Смерть в ритме танго | страница 64
Милена задохнулась и схватилась рукой за горло. Слезы рекой заструились из ее глаз.
– Милена, вы часто бывали в квартире?
Она кивнула, не в силах ответить.
– Вы не могли бы посмотреть, может что-то не так?
Она без всякого выражения посмотрела ему в глаза.
– Это ведь не моя квартира, и не квартира Богдана. Но я, конечно, посмотрю. – Милене явно не сиделось на месте. Ее лицо бледнело все сильнее. Кирилл встал и помог ей выйти в зал. Невидимая собака за дверью выла в голос. Судя по басу, пес был крупный.
– Компьютера нет, – сразу сказала она. – Он обычно здесь стоял на столе, но он может быть где-нибудь стоит зачехленный. Ноутбук черного цвета, марку не помню. Драгоценности он хранил в столе в деревянной шкатулке.
– Какие драгоценности? – спросил Кирилл.
– В основном золото. Эдуард много дарил ему всякой мишуры.
Кирилл открыл стол. Деревянная шкатулка была пуста.
– Где ваш брат хранил деньги?
– Не знаю. У него всегда было мало наличности, все в основном на кредитках.
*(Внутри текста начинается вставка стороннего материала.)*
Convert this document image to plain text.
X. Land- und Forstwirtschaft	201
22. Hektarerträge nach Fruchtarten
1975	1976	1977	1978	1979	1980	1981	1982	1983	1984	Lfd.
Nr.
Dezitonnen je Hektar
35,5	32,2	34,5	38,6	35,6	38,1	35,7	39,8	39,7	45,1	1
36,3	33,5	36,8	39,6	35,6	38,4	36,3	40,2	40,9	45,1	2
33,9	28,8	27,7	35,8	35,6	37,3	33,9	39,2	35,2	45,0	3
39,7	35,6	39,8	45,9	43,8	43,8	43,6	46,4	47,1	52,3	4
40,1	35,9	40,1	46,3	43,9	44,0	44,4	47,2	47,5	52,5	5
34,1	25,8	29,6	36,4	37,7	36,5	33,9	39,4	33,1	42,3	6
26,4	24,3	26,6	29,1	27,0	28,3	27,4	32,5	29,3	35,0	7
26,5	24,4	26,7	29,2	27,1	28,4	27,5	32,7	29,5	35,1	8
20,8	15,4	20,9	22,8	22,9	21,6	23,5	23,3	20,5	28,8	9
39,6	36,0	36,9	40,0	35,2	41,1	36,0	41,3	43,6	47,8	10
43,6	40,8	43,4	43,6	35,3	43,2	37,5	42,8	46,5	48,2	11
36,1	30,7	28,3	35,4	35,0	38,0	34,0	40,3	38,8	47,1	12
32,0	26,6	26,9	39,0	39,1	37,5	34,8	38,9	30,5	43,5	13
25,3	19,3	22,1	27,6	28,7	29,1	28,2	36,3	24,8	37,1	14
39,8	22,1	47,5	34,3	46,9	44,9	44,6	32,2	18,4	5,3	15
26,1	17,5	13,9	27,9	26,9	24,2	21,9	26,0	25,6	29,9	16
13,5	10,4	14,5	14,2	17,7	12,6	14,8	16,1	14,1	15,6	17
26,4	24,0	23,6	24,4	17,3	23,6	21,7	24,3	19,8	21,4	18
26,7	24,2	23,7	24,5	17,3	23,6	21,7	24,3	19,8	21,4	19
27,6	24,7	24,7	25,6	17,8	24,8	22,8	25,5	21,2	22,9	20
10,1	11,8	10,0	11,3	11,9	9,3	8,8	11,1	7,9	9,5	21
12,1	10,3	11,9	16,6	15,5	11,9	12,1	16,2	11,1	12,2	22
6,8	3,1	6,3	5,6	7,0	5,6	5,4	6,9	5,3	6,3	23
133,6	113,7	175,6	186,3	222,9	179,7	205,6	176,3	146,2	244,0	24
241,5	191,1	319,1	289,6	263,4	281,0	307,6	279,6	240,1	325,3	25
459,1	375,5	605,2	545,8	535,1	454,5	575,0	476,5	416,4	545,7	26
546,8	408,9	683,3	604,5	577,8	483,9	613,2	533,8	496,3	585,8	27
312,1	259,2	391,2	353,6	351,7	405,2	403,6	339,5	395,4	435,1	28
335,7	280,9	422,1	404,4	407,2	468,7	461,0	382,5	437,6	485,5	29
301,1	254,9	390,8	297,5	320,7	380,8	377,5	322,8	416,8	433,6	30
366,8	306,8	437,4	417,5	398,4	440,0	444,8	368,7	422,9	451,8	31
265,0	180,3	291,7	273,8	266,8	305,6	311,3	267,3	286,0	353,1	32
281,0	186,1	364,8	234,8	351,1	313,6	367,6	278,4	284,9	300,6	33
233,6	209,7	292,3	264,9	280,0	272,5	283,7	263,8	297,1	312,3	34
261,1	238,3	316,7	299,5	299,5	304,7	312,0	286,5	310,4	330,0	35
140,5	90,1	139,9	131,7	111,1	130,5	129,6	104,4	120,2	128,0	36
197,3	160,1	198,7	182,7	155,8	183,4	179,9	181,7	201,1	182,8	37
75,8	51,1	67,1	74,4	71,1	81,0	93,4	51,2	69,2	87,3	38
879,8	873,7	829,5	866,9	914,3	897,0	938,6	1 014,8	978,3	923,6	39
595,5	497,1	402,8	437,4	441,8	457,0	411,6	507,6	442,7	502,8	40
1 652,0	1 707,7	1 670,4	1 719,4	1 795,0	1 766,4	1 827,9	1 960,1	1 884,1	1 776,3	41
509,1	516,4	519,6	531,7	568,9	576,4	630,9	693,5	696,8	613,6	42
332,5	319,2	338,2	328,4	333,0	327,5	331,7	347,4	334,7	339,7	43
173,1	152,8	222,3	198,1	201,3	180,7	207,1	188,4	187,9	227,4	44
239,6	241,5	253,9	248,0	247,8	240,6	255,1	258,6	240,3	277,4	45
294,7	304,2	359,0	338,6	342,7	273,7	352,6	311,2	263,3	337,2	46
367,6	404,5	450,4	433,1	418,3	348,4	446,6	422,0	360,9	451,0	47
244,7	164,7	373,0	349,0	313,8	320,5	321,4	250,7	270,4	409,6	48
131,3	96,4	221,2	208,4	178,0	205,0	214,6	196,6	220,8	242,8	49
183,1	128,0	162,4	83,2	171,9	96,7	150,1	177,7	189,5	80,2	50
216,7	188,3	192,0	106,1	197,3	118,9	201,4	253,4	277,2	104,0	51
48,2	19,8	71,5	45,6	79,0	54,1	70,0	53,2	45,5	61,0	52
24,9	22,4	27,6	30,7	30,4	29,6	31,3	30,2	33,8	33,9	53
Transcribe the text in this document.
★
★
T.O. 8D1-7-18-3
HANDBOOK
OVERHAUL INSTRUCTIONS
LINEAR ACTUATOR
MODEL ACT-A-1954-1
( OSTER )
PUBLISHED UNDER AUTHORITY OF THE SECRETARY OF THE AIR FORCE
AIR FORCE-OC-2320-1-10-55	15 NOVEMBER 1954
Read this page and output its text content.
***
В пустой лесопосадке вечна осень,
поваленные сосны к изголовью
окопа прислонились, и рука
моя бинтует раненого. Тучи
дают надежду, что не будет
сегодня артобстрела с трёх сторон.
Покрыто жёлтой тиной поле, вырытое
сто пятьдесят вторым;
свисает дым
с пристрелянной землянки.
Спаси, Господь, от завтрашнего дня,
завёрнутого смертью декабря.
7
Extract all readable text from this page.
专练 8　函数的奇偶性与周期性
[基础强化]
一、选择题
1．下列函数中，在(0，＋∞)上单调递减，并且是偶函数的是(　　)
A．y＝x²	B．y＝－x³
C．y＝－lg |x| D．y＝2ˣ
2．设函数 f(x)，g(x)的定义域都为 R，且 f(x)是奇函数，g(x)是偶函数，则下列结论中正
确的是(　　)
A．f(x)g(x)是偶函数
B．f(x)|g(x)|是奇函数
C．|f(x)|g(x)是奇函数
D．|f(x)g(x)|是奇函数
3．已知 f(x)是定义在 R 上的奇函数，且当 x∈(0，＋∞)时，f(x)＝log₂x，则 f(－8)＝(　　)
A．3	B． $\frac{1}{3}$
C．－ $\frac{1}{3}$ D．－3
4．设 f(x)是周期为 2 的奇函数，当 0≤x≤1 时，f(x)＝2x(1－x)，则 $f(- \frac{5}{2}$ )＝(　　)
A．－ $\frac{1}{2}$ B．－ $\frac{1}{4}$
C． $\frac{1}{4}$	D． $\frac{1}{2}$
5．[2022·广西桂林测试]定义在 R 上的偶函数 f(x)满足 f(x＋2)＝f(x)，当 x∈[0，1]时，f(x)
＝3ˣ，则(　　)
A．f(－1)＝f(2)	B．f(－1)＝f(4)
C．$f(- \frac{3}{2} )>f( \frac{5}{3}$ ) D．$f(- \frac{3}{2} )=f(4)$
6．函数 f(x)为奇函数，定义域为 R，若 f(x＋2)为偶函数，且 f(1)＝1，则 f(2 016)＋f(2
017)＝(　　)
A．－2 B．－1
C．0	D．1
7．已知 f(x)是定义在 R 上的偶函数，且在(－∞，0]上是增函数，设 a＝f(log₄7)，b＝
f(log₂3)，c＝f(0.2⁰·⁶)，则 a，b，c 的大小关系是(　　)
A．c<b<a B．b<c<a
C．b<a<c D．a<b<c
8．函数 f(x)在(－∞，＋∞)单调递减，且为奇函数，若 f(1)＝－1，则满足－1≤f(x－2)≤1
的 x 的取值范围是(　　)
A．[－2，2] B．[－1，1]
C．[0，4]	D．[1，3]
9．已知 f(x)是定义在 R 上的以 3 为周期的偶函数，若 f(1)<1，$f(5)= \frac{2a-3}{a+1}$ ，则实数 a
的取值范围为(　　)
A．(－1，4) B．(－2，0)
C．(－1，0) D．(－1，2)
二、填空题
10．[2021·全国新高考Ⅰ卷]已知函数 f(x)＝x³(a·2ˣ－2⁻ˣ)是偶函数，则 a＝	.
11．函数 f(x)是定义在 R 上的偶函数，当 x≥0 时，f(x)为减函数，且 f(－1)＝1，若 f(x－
Милена двинулась в сторону спальни словно зачарованная. Кирилл открыл рот и хотел было попросить ее не входить туда, но не успел. Милена остановилась на пороге. Ее фигура застыла, а потом подломилась, точно тряпичная. Кирилл не успел подхватить ее. Девушка рухнула на пол без единого звука, ударившись головой о косяк. Кирилл и давешний участковый кинулись к ней, подняли и положили на диван. Врач «скорой помощи», бесцельно слонявшийся по квартире, бросился к девушке и стал приводить ее в чувство.
Дверь бахнула, в прихожей началась перепалка одного из оперативников и какого-то мужчины. Тяжелый бас перекрыл неуверенные протесты милиционера. В комнату ворвался крупный высокий мужчина. Кирилл понял, что появился хозяин.
Бросив взгляд на лежащую без сознания Милену, Соловьев ринулся в спальню.
– Туда нельзя, – попытался остановить его Кирилл, но Соловьев не слышал его. Оттеснив Кирилла, Эдуард летел в спальню. Глаза его мгновенно вылезли из орбит, когда он увидел бездыханное тело Богдана. Схватившись за сердце, он попятился, и задом вышел из комнаты. Его розовые щеки мгновенно посерели, глаза ввалились. Прежде чем Кирилл успел задать ему хоть один вопрос, Эдуард зарыдал, уткнувшись лицом в подлокотник кресла.
Соловьев с трудом успокаивался, жадно глотая коньяк. Кирилл смотрел на него, с трудом сдерживая презрение. Там, в соседней комнате, лежала бесчувственная девушка, которая не владела собой от горя, а скорбь Эдуарда казалась плохо разыгранным спектаклем. Слезы, правда, лились у него самые настоящие, но кто знает отчего? Кириллу по роду службы приходилось сталкиваться с самыми разными людьми. Однажды он допрашивал мамашу, утопившую в ванне двухлетнюю дочку, потому что та «орала, как резаная, и не затыкалась». Эмоций мамаша вообще не проявляла. А как часто подозреваемый в пустяковой краже начинал рыдать и бить себя кулаками в грудь, причем слезы лились точно такие же: тоже из глаз, и тоже соленые. А спустя какое-то время, тот же самый воришка, осужденный условно, попадался вновь и снова бил себя кулаками в грудь и рыдал, как крокодил. Соловьев тоже напоминал крокодила, сытого, но не менее опасного. Кирилл даже хмыкнул, представив, как затаившийся в засаде плоский и зеленый Соловьев, перекусывает очередного конкурента. «Эх, взять бы автомат и разрядить бы атмосферу!», – подумал Кирилл. Соловьев ему не нравился. Очень не нравился, если быть точнее.